I made this assumption for the following reasons:

- I assumed that if a company could continue to grow quickly it would have raised a round and not exited, so probably it couldn't have reached the valuation for the next round with room to grow.
- It makes life easy. 🙂
- It was hard to find exit values for companies (conditional on the round they raised).

I think this may actually be an overestimate of the exit value, but that's always debatable. One value I didn't have is the exit value after a company raised a D round. I assumed the exit value is 20% higher.

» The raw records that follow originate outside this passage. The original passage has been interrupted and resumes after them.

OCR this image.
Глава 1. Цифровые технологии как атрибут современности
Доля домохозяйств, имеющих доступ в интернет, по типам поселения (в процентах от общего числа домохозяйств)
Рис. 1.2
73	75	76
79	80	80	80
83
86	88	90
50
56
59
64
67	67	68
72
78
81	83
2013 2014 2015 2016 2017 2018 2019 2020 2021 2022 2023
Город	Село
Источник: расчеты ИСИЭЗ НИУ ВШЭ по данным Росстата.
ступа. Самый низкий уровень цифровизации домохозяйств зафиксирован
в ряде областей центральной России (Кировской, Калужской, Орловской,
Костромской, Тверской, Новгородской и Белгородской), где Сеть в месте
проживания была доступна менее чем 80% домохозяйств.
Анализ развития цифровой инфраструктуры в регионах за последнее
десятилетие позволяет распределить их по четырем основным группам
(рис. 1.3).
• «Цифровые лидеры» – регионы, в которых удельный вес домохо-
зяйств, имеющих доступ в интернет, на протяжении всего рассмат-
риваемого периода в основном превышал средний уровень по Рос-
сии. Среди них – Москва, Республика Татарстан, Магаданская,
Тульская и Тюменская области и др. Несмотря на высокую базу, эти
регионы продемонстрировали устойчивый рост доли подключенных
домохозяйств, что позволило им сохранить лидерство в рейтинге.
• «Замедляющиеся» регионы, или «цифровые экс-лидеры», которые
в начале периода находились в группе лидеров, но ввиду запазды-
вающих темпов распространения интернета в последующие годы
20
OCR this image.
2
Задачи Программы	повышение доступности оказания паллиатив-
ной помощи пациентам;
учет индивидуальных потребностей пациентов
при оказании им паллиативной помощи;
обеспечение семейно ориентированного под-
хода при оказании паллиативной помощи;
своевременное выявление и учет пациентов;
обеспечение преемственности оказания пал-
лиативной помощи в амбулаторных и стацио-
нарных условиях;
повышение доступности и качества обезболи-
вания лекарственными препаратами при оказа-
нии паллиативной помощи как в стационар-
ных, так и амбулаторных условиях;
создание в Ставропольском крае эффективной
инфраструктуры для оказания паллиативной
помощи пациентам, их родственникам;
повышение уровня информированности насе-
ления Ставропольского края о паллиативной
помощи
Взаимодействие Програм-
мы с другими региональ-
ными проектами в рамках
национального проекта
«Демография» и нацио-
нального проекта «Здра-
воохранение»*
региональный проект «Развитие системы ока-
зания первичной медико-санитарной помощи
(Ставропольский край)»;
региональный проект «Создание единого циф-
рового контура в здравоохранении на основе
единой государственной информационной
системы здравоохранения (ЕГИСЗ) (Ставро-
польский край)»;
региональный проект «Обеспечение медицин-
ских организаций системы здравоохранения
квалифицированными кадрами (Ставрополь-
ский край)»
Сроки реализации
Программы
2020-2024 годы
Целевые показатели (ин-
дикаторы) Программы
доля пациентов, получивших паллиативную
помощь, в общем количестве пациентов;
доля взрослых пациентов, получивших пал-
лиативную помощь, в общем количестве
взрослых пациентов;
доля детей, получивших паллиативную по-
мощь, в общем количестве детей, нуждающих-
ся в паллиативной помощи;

This was the return multiple reported by Pitchbook for late stage investors, and in addition these investors typically have a short time horizon for exit, so 20% made sense to me.

The values for this info appear in the column "Post Money Valuation".

After we know how much the advisor holds after each round and how much the company is worth, we need to know what the probabilities of exit and continuing to the next rounds are.

Most companies never reach an exit, or continue to the next round, as illustrated in the data in this Techcrunch post:

Unfortunately the graphs in the post were not published with the raw data (or even the graph numbers), so I had to eyeball the values using the image.

The column called Pr(M&A) gives the exit probability of a company at each stage. Those sum up to 16%, the total amount in the graph. Although about 40% of companies continue from the seed stage to round A (for example), the majority of them never have a positive exit.

One caveat is that the article doesn't mention how many companies in the dataset are still alive (and may still have an exit in the future) when the article was written. The article used data from 2003-2013 and was written in 2017, so I assume most companies have either exited or are dead by now.

Finally, we want to multiply the diluted holdings of an investor, the post-money valuation (at exit) and the probability of exit, and we receive the Expected Payment at each stage.

Summing it all up, we receive the expected value of about $50k for an expert advisor, contributing 20 hours per month for 2 years, and receiving 1% at the early stage of the company.

The final step was to estimate the amount of time an advisor is expected to spend with an "average" company before it either dies or has an exit.

I again used the data from the TechCrunch article (the image above doesn't contain the columns, but the Google Sheet does) to calculate that the expected amount of hours an advisor will spend in the 2 years of their vesting period will be about 363 hours (approx. 2 months of work in Israeli terms). This again may be an underestimate, since if a company actually has an exit, the advisor will probably spend with it at least 2 years.

This yields an average compensation of $133 per hour, which of course will be coming mostly from a few firms with large exits and most other firms will return nothing.

An hourly (freelance) rate of $133 in the U.S. is equivalent to an annual (employee) salary of around $165k (using this calculator and deducting 15% self employment tax).

The following table summarizes the total expected compensation for each company stage and advising level suggested by the agreement:

Interestingly, the effective hourly rates are the same for all advising levels (Expert, Strategic, Standard), but do change by the stage of the companies. At the idea stage the effective rate is about $133 an hour. At the startup stage it is about $106 an hour, and at the the growth stage it goes down to $93 an hour.

So there you have it - the effective expected compensation and hourly rates of the FAST agreement. In the next post I will write about the legal details in the agreement, or as my friend Jonathan put it, "it is missing some key parts".

If you'd like to receive an update when the post gets published, be sure to enroll to the email updates from the blog.

Hi Ron. Thanks for this analysis. I've often had to explain to entrepreneurs why an eventually highly diluted .5% of whatever their company might realistically be worth in 5-7 years multiplied by the 1% chance they'll still be in business, just isn't enough incentive to get in the ring with them and bleed for the next several years. Now that I've discovered it, I'll be forwarding them this link as well.